A bill that would ban certain surgeries performed on children under the age of 12 was withdrawn from committee on Monday following a reported lack of support for the bill.
Senate Bill 225, authored by Senator Scott Wiener (D-San Francisco), would have postponed physicians and surgeons from performing genitalia modification procedures on intersex individuals below the age of 12. An exception would only be made if the surgery was required in events of a risk of immediate physical harm to the child in question.
Wiener wanted SB 225, also known as the Bodily Autonomy, Dignity and Choice Act, to pass, as genital and sexual organ procedures done to infants and young children who display sexual characteristics from both genders are often permanent and irreversible. It is also done at an age before gender identity is developed. Wiener argued that SB 225 would give a child enough time to decide for themselves on what they want to do. Although Wiener originally called for six years old to be the age minimum for surgery due to sexual identification starting around that age, Wiener later bumped up the age to 12 in an amendment made last month following talks with intersex and LGBT groups.

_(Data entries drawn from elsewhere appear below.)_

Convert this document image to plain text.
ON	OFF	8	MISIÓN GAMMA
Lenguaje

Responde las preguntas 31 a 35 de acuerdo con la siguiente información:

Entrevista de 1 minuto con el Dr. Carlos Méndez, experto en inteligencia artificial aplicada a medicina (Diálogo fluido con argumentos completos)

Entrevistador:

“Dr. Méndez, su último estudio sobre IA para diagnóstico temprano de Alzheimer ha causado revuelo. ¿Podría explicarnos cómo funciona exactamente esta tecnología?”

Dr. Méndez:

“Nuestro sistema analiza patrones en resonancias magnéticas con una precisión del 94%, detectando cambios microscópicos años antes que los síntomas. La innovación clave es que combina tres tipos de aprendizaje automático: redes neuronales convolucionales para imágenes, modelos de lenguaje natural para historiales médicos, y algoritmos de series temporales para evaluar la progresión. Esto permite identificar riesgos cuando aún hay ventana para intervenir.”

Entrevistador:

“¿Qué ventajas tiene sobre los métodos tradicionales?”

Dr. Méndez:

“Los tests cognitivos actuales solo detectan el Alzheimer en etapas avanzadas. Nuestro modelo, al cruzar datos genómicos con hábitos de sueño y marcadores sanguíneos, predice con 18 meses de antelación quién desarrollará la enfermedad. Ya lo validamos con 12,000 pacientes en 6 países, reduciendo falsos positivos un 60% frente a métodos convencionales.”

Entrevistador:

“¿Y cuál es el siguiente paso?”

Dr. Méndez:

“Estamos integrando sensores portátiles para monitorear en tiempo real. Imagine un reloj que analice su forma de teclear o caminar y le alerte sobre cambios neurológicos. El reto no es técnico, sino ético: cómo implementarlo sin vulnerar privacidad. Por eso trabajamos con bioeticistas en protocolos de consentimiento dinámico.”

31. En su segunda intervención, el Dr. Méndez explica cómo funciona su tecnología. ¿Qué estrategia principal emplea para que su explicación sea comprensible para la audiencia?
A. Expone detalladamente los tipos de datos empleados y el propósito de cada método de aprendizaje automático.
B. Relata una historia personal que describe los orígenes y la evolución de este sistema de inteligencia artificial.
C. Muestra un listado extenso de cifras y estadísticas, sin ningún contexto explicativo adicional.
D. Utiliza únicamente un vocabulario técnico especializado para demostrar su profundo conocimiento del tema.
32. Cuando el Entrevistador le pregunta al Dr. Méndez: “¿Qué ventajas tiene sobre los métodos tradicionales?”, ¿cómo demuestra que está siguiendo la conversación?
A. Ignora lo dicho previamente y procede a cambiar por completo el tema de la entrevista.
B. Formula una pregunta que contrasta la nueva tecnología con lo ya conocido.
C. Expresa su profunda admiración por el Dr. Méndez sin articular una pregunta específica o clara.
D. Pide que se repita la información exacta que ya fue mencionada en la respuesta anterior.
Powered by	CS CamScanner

“People should have the chance to make informed decisions about their own bodies instead of having those decisions made for them and without their input,” said Senator Wiener in January. “This legislation gives children and their families more time to research and opt in or out of non-emergency surgeries to irreversibly change a child’s sex characteristics. We must provide people the ability to make important healthcare decisions for themselves – especially when healthcare decisions are associated with a person’s gender assignment, and can result in long-term pain, PTSD, depression, and a loss of sexual sensation.”
However, much like versions of SB 225 Wiener has tried to pass for the last 3 years, the failed SB 201 he attempted last year, with physician and health groups steadfastly opposed such legislation. They have argued that a surgery ban is so broad that it could harm or even result in the death of thousands of patients and possibly even bar religious and cultural procedures, such as circumcisions.
“It’s not a question of allowing a child to choose their gender,” explained Anthony Kovic, a representative for physicians and health care workers in the Midwest who has helped oppose similar bills across the country. “That’s not the issue. The issue is that these bills, especially California’s, are so sweeping and don’t take into account a lot of specific surgeries and procedures. Yes, there are many negatives to surgeries in those areas on people that young, but this could potentially block many types from being performed.”
“And the wording, ‘unless the procedure is a surgery required to address an immediate risk of physical harm,’ is vague. They do list a few of the procedures later on in the bill, but even that eventually just says ‘any other surgery necessary to preserve life in the event of a medical emergency.’ That can mean anything and that can be nothing.”
“And where does it mention religious usage? Or cases of non-life threatening but quality of life surgeries? This is all so slapdash that it fooled me that this has been attempted three times before. We need to zero in on the limits, not broaden it out. You broaden, you put kids lives at risk.”
Despite the attempts by Wiener and supporters to garner more Senate support, it was not enough, and on Monday, Wiener withdrew it from the Senate Committee on Business, Professions, and Economic Development before it could be voted on.
“We’ve sadly come to the conclusion that we do not have enough support in the Senate Business and Professions Committee to pass SB 225. As a result, we are not presenting the bill in the committee today as planned,” said Wiener. “We have the option of taking the bill up for a committee vote in January 2022, and we will assess going forward how to proceed.”
“Given that this legislation has stalled in the Business and Professions Committee for three years in a row, we do have concerns about whether this LGBTQ+ civil rights bill can ever pass through the committee in a form that protects all intersex people. The proposed committee amendments, unfortunately, would likely exclude a large majority of intersex people from the bill’s protections. I’m deeply committed to the fight to protect intersex children from harmful and medically unnecessary genital surgeries, and we are not giving up.”
A new intersex surgery bill is expected to be drawn up next year.